The New York Times and other publishers are asking the court to penalize OpenAI

The New York Times, The New York Daily News and 15 other media organizations said in a federal court filing Thursday that OpenAI is withholding evidence that could play a key role in high-profile lawsuits the companies have filed against the artificial intelligence startup.

In their filing, the publishers called for legal sanctions against OpenAI, accusing the company of violating court rules and acting in bad faith during the fact-finding phase of the lawsuit.

The Times sued OpenAI in late 2023, accusing the company of infringing its copyright by using its materials to train ChatGPT and other technologies. In the months that followed, other publishers sued the AI ​​startup, making similar allegations. Many of these cases were consolidated last year.

In Thursday’s motion, known as a sanctions filing, the publishers said OpenAI refused to provide information showing how the company’s AI systems are trained and used.

“The evidence is in the OpenAI training datasets and the ChatGPT output logs,” the parties said in their proposal. “But instead of simply producing this evidence early in the case and focusing on the merits of its fair use defense, OpenAI chose obstruction.”

.

OpenAI spokesman Drew Pusateri responded: “As the Times’ case weakens and they have been forced to file objections against us, they continue their efforts to violate the privacy of people who have nothing to do with this case, including these blatantly false allegations. We will continue to defend our users’ privacy and long-standing fair use policies.”

OpenAI has previously denied wrongdoing, saying it respects the rights of content creators. The company also argued in a court filing that ChatGPT is not a substitute for a Times subscription.

The imposition of sanctions is an unusual move to force a judge to settle a legal dispute, said Robin Feldman, a professor at UC Law San Francisco.

“The judge will make it fall into the mud with the other parties,” she added.

The Times was the first major US media company to sue OpenAI over copyright issues related to its written works. The Times’ lawsuit made similar allegations against Microsoft, one of OpenAI’s main partners.

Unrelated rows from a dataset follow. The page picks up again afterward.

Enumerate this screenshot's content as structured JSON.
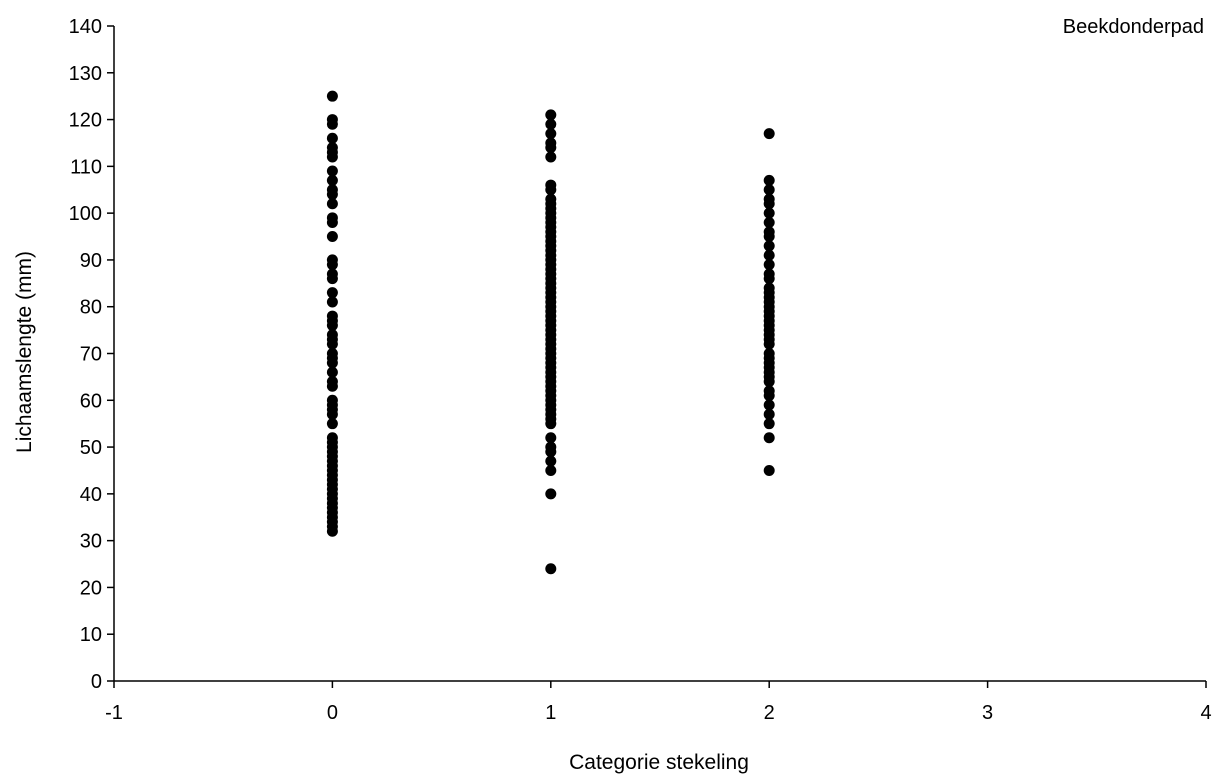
{
  "chart_data": {
    "type": "scatter",
    "title": "",
    "annotation": "Beekdonderpad",
    "xlabel": "Categorie stekeling",
    "ylabel": "Lichaamslengte (mm)",
    "xlim": [
      -1,
      4
    ],
    "ylim": [
      0,
      140
    ],
    "xticks": [
      -1,
      0,
      1,
      2,
      3,
      4
    ],
    "yticks": [
      0,
      10,
      20,
      30,
      40,
      50,
      60,
      70,
      80,
      90,
      100,
      110,
      120,
      130,
      140
    ],
    "grid": false,
    "legend": "none",
    "marker_color": "#000000",
    "series": [
      {
        "x": 0,
        "values": [
          125,
          120,
          119,
          116,
          114,
          113,
          112,
          109,
          107,
          105,
          104,
          102,
          99,
          98,
          95,
          90,
          89,
          87,
          86,
          83,
          81,
          78,
          77,
          76,
          74,
          73,
          72,
          70,
          69,
          68,
          66,
          64,
          63,
          60,
          59,
          58,
          57,
          55,
          52,
          51,
          50,
          49,
          48,
          47,
          46,
          45,
          44,
          43,
          42,
          41,
          40,
          39,
          38,
          37,
          36,
          35,
          34,
          33,
          32
        ]
      },
      {
        "x": 1,
        "values": [
          121,
          119,
          117,
          115,
          114,
          112,
          106,
          105,
          103,
          102,
          101,
          100,
          99,
          98,
          97,
          96,
          95,
          94,
          93,
          92,
          91,
          90,
          89,
          88,
          87,
          86,
          85,
          84,
          83,
          82,
          81,
          80,
          79,
          78,
          77,
          76,
          75,
          74,
          73,
          72,
          71,
          70,
          69,
          68,
          67,
          66,
          65,
          64,
          63,
          62,
          61,
          60,
          59,
          58,
          57,
          56,
          55,
          52,
          50,
          49,
          47,
          45,
          40,
          24
        ]
      },
      {
        "x": 2,
        "values": [
          117,
          107,
          105,
          103,
          102,
          100,
          98,
          96,
          95,
          93,
          91,
          89,
          87,
          86,
          84,
          83,
          82,
          81,
          80,
          79,
          78,
          77,
          76,
          75,
          74,
          73,
          72,
          70,
          69,
          68,
          67,
          66,
          65,
          64,
          62,
          61,
          59,
          57,
          55,
          52,
          45
        ]
      }
    ]
  }
}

Microsoft has denied the allegations.

The panel last year consolidated many of the dozens of cases brought by publishers against OpenAI, including lawsuits from The Times and from authors including comedian Sarah Silverman, John Grisham, Jonathan Franzen and George RR Martin.

Like other AI companies, OpenAI has built its technologies by providing them with vast amounts of data, some of which is copyrighted. OpenAI, Microsoft and other companies have long argued that they can legally use copyrighted material to train their AI systems without paying for it because they have repurposed the material for other uses.

The Times, The Daily News and other publishers filed their motion after ousting OpenAI employees. The deposition, which was largely redacted in public court documents, shows that OpenAI may have provided the data that prosecutors have long sought, the publishers said.

“For two years, OpenAI has been making false statements in court about its ability to search for Daily News content in its training datasets and output logs,” said Steven Lieberman, an attorney for The Daily News and several other newspapers that sued OpenAI.

“OpenAI lied to The Times, the Daily News plaintiffs, the public and the court,” said Ian B. Crosby, partner at Susman Godfrey and general counsel for The Times.

The publishers are seeking monetary penalties and other penalties, according to the filing. The filing does not seek sanctions against Microsoft.